Sr. Global Sustaining Engineer

Overview

Senior Engineer, Sustaining, will perform activities related to sustaining commercially available products. These activities may include (but are not limited to) product/process remediation, risk analysis, regulatory approval support, and product/process improvements. The Senior Engineer works independently with limited supervision on complex activities and projects. The Senior Engineer acts as a mentor and leader in the department and may review/approve the work of less experienced engineers and/or contractors. This is a Global Sustaining Engineering position.  

Responsibilities

- Lead discussions within team/department and with other functional personnel (Production Engineering, Product Management, Regulatory, Clinical, Quality Engineering, Quality Assurance, Operations, sourced vendors, and physicians) as necessary to progress projects/tasks.- Efficiently manages multiple project/task timelines, resources and responsibilities to achieve team, departmental, and company goals.- Identify and escalate problems/obstacles and identifies possible solutions to team lead/manager for discussion and resolution. Works with other team members to provide problem-solving guidance. Utilize critical thinking and past experiences strategically to inform project/task decisions.- Presents project/task status updates clearly to team members and team lead/manager. May also present to functional directors/executives as necessary.- Provide guidance and assistance to technicians or newer engineering employees/co-ops/interns/contractors. Reviews and approves outputs as necessary.- Demonstrates advanced design and risk knowledge of relevant product lines including process and regulatory details.- Projects may include system or program level activities, providing overall guidance and leadership and delegating tasks as appropriate- Follow Risk Management procedures and comply with requirements of ISO 14971 as applicable. - Follow Design Control procedures and comply with requirements of 21CFR820 Quality System Regulations and ISO 13485 as applicable. - Must maintain all training requirements for the position, while seeking out opportunities for continuous development and growth.

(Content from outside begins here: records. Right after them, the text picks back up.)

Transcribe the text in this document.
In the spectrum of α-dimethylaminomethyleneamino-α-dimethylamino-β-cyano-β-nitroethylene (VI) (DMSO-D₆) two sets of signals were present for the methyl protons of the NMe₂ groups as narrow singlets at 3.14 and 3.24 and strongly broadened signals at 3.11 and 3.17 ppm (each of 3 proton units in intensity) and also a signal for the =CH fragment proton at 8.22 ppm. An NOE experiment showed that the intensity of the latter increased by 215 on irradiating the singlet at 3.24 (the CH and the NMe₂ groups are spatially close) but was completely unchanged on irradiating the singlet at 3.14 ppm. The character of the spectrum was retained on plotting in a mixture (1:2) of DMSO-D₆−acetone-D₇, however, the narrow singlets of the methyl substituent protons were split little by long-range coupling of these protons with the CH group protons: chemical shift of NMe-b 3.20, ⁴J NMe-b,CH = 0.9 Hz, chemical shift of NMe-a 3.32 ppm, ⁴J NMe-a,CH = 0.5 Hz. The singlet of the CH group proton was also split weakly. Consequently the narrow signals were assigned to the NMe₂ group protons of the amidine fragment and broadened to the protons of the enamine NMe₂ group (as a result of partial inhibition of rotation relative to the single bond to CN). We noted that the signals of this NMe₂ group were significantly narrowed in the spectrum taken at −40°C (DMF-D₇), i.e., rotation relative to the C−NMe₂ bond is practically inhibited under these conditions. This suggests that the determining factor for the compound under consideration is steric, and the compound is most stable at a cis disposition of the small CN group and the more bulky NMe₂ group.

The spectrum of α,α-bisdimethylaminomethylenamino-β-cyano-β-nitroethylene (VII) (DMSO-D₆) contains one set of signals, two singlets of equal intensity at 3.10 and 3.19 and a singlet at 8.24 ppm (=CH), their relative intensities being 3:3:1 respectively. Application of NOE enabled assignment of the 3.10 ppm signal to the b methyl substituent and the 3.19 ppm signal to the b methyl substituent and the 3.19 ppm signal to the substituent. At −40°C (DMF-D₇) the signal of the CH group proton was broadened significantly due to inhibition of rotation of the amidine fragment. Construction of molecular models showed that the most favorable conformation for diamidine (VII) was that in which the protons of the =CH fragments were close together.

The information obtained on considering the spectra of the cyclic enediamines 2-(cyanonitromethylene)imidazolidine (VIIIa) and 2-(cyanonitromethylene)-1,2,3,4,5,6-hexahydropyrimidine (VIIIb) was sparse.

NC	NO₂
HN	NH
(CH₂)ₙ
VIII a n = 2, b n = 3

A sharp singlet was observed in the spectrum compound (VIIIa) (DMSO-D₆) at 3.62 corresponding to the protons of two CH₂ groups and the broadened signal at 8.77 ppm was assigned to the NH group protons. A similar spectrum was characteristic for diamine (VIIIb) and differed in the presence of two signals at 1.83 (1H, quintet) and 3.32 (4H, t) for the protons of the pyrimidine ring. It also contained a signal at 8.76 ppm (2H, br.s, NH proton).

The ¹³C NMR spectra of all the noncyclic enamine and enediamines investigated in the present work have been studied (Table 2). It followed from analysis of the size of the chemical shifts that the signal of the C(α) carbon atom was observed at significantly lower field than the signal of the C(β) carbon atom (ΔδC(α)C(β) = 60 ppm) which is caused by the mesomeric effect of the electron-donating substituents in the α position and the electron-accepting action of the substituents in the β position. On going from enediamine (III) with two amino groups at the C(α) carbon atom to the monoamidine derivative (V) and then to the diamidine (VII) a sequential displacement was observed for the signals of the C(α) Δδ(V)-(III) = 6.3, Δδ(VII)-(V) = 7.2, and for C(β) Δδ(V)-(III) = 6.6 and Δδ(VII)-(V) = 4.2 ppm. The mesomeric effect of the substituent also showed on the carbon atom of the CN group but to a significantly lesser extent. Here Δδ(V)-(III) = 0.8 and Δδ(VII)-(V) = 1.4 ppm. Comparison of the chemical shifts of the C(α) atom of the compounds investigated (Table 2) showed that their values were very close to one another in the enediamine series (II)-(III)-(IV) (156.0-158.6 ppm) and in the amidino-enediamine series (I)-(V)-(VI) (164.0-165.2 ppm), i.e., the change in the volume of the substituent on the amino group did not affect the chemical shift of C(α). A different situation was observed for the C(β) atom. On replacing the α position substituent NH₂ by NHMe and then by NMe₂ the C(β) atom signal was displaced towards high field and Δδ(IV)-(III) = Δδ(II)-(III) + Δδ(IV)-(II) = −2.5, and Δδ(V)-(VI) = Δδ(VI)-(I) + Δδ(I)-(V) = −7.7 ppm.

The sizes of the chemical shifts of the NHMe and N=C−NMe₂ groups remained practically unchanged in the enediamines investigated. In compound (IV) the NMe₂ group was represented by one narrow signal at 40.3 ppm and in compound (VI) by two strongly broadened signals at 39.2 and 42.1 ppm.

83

Must work and interact effectively and professionally with and for others throughout various levels of the global organization.- Must strictly adhere to safety requirements.- Maintain regular and punctual attendance.- Must maintain company quality and quantity standards.- Must have effective communication skills and ability to work in a collaborative and independent work situations and environments withminimal supervision.- Ability to remain calm and receptive in fast paced situations.

Qualifications

- Minimum 5 years engineering experience in a regulated industry, preferably in a medical manufacturing environment. Advanced degrees may reduce the experience requirement by 1-2 years. Project management experience preferred.- Bachelor's degree in Engineering.- Familiarity with statistical practices as it relates to sample sizes, confidence intervals, capability, assessing risk and demonstrated problem solving experience. - Experience in communication and working with a wide variety of associates.- Experience working independently and directing others towards a common goal.- Proficient in Microsoft Word/Excel/Project/Outlook, JBase, Engineering Server, Business Objects.

Physical Requirements:

- Works under general office environment conditions.- Utilizes close visual acuity for working with computers and equipment.- Frequently required to sit for extended periods of time, stand, walk, and communicate.- Personal protective equipment including safety glasses, lab coat and gloves may be required in some areas associated with this position.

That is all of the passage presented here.